Illustrator Cooks and Serves His Own Genitals at Party

One chef isn't afraid to put a personal touch to his cuisine. The special ingredient: his own genitalia. Last month, an illustrator in Tokyo named Mao Sugiyama publically seasoned and braised his own genitals, under the guidance of a licensed food preparation specialist. If that wasn't not shocking enough, he then served them on a plate to five people, who each paid $250 for the privilege of eating them. There was a sixth person who was expected, but they didn't show up.

Sugiyama considers himself to be "asexual," and chose to have his genitalia removed on his 22nd birthday as a way to demonstrate that he does not affiliate with either gender. After his private parts were returned to him -- frozen and doubled-bagged in plastic, according to CalorieLab.com -- Sugiyama annouced his intentions via Twitter on April 8. Though the original tweet is not in English, the Huffington Post quotes the translation as, "[Please retweet] I am offering my male genitals (full penis, testes, scrotum) as a meal for 100,000 yen ...Will prepare and cook as the buyer requests, at his chosen location."

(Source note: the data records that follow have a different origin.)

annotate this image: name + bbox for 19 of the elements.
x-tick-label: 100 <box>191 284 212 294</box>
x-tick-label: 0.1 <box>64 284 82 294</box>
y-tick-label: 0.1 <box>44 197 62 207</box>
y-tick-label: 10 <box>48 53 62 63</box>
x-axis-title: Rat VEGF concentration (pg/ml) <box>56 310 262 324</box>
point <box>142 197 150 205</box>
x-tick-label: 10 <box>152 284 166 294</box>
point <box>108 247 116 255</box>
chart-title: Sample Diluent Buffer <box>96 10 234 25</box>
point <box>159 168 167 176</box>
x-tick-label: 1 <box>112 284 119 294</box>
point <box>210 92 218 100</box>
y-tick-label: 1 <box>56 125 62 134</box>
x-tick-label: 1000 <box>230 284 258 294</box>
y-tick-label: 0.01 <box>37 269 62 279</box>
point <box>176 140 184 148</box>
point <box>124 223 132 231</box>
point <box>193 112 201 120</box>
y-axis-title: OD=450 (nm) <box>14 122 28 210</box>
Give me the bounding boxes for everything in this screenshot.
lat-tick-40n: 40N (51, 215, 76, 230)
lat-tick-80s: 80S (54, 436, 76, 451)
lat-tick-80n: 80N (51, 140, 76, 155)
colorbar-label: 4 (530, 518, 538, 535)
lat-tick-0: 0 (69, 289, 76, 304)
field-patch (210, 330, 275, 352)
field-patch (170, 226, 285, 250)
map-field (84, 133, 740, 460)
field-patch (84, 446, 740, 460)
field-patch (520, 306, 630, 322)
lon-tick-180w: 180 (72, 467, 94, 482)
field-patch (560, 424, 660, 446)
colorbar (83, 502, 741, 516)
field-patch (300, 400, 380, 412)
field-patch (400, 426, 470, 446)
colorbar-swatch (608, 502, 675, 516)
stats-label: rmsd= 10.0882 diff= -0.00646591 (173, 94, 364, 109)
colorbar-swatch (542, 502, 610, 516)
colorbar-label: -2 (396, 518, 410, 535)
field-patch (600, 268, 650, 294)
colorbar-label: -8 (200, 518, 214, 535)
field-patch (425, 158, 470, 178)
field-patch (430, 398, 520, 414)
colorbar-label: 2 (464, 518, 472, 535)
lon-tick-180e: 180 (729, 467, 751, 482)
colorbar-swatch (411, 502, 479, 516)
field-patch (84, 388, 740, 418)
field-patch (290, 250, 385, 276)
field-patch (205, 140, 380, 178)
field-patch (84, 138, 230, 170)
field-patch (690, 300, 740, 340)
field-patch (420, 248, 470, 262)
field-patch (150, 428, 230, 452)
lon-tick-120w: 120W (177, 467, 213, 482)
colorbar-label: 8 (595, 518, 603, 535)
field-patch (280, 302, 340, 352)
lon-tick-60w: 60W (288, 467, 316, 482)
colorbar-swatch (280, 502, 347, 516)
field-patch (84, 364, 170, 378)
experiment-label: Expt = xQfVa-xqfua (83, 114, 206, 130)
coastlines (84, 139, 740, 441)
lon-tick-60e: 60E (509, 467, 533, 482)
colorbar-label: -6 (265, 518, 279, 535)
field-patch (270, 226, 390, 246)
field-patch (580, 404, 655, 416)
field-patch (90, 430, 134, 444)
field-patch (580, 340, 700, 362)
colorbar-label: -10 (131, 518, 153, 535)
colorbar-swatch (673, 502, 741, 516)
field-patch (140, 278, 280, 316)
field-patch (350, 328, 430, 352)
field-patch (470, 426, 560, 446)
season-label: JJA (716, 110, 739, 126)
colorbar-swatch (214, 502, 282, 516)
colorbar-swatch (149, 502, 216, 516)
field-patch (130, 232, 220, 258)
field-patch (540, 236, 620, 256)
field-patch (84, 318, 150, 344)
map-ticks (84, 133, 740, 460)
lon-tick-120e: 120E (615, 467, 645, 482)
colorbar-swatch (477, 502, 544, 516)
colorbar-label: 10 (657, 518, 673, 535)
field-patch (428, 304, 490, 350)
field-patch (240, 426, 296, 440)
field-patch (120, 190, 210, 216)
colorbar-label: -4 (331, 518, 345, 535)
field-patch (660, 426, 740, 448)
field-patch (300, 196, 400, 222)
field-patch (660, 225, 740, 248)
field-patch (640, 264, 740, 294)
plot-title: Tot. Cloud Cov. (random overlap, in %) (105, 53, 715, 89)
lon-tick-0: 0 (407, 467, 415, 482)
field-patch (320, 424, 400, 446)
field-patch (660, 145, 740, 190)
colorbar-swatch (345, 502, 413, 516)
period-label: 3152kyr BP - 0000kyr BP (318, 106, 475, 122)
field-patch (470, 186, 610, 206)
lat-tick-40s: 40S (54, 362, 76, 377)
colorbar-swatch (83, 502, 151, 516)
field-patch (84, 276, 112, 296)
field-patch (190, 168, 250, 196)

The chosen location turned out to be the Asagaya Loft A event space in the Suginami Ward of Tokyo, and the ocassion became a public event, with a panel discussion and piano recital before the much-anticipated meal. It was named the Ham Cybele - Century Banquet in part because "century" and "genitals" are Japanese homophones. A crowd of approximately 70 attended, in addition to the five adventurous eaters. Those who were not eating human flesh that night feasted on a less-shocking, though still exotic, meal of beef- and crocodile-based dishes.

Sugiyama served his braised privates with button mushrooms and Italian parsley. He originally wanted to add his nipples to the menu, but they could not be cooked after his attempt to burn them off using the chemical compound sodium hydroxide. Anyone curious about the recipe will be able to find it on the Cookpad.com website, where Sugiyama said he intended to post them.

CalorieLab's article offered a description of the diners reaction to the cuisine. It says, "According to the deleted blog post by Matsuzawa, the hard, rubbery penis root almost bent his fork, and he spit it out after a few chews. The only taste was of the red wine that it had been pre-stewed in. The scrotum was surprisingly even harder and more rubbery than the penis, but tasteless. (Matsuzawa didn't mention the pubic hair.) The testicles were hard on the outside, soft and glutinous in the middle, with a fishy or gamey taste."

Prior to the dinner, Sugiyama was tested for any venerial diseases and was found to have none. Although the participants signed waivers that absolved Sugiyama and the event organizers from any liability, there is no law against cannibalism in Japan, so the authorities did not interfere with the banquet.